Russia isn’t the only hard currency issuer with a precarious risk profile.
On Thursday, global risk intelligence firm Verisk Maplecroft is expected to publish an analysis of its sovereign environmental, social, and governance ratings, which measure and track the ESG risks for government debt issuers. Authors Eileen Gavin, principal analyst of global markets and Americas, and James Lockhart Smith, vice president of markets, found that while the war between Russia and Ukraine posed ESG challenges for emerging and frontier market government bondholders, 15 countries touted even worse ESG profiles than Russia.
Turkey, Egypt, Peru, Nigeria, Angola, Iraq, Pakistan, and Ethiopia were among the countries with worse ESG scores, according to the report.
“It’s flagging potential risk for investors holding those bonds moving forward,” Gavin told Institutional Investor.
The dataset included ratings for 198 countries dating back to 2017. The ESG ratings provided to each country assessed issuers across environmental risks like natural capital endowment and protections, natural capital degradation, physical risk, and transition risk; social risks including health, education, resource security, human rights, and labor risks; and governance risks, which encompass the strength of the country’s institutions and its sources of instability.
“Russia and China are not the only problem in town,” the report said. While both countries have problematic ESG scores, other heavily-traded nations like Turkey and Egypt show even worse ESG stories, according to Verisk Maplecroft.
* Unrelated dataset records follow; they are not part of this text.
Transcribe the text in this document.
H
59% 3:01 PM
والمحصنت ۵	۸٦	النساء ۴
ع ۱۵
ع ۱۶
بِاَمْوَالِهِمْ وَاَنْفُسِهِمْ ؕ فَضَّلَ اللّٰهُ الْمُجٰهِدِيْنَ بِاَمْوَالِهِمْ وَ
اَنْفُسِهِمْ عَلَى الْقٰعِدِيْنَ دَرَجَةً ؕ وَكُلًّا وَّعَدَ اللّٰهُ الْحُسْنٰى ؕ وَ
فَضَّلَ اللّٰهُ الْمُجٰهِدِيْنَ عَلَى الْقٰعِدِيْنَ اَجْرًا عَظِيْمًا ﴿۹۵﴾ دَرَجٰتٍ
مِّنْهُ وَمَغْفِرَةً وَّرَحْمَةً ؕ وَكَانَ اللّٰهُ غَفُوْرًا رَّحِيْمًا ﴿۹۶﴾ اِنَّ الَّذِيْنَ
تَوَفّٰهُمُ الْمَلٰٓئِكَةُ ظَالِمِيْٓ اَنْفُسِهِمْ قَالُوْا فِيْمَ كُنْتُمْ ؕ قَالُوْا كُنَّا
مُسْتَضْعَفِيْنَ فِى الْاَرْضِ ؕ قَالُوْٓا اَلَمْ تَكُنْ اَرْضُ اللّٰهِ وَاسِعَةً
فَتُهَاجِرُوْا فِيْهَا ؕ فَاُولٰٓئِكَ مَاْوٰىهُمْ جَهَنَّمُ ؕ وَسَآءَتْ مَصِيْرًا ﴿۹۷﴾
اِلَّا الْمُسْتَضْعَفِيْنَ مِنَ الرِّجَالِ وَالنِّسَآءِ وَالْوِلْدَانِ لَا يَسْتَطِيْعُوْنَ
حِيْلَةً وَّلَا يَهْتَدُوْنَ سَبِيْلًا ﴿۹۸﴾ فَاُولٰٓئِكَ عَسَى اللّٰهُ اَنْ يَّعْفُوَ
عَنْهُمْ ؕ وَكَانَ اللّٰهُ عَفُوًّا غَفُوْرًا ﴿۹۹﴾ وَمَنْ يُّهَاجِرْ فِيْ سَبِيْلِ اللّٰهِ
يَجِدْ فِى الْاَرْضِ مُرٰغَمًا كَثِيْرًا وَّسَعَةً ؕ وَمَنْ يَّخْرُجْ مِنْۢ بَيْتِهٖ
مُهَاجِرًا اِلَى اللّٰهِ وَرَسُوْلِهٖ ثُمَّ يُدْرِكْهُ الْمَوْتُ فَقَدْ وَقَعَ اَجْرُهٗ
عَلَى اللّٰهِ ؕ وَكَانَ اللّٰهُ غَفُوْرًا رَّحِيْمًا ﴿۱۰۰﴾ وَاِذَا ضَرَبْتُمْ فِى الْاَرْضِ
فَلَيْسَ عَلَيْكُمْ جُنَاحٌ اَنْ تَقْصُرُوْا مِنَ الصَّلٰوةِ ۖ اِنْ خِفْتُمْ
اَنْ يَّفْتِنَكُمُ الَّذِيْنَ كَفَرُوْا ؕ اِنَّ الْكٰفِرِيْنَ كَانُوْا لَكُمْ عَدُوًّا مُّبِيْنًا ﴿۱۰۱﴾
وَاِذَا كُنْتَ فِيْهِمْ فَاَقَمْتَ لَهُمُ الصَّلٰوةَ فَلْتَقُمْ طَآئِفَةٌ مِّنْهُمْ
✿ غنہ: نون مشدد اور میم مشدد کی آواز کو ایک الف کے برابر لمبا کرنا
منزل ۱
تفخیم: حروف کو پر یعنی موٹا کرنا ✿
For example, Turkey has a governance score of 1 out of 100, which is the “worst of any investable market except Ethiopia,” according to the intelligence firm. With political risks, a corrupt institutional environment, and a weakened democracy, the country poses major ESG risks for bondholders. Gavin said the country’s geopolitical proximity to Russia also weakens its ESG score.
“Given the current situation with the Russian-Ukrainian war, [Turkey is] vulnerable,” she said.
For bondholders, sovereigns with low ESG scores are a major risk heading into 2022’s “macro storm,” the report said. Verisk Maplecroft argued that without strong ESG fundamentals, countries like Turkey will experience continued decline.
The authors also warned that the combination of weak ESG trends and deep macro pressures will hit certain markets like Indonesia, the Philippines, and Peru hard.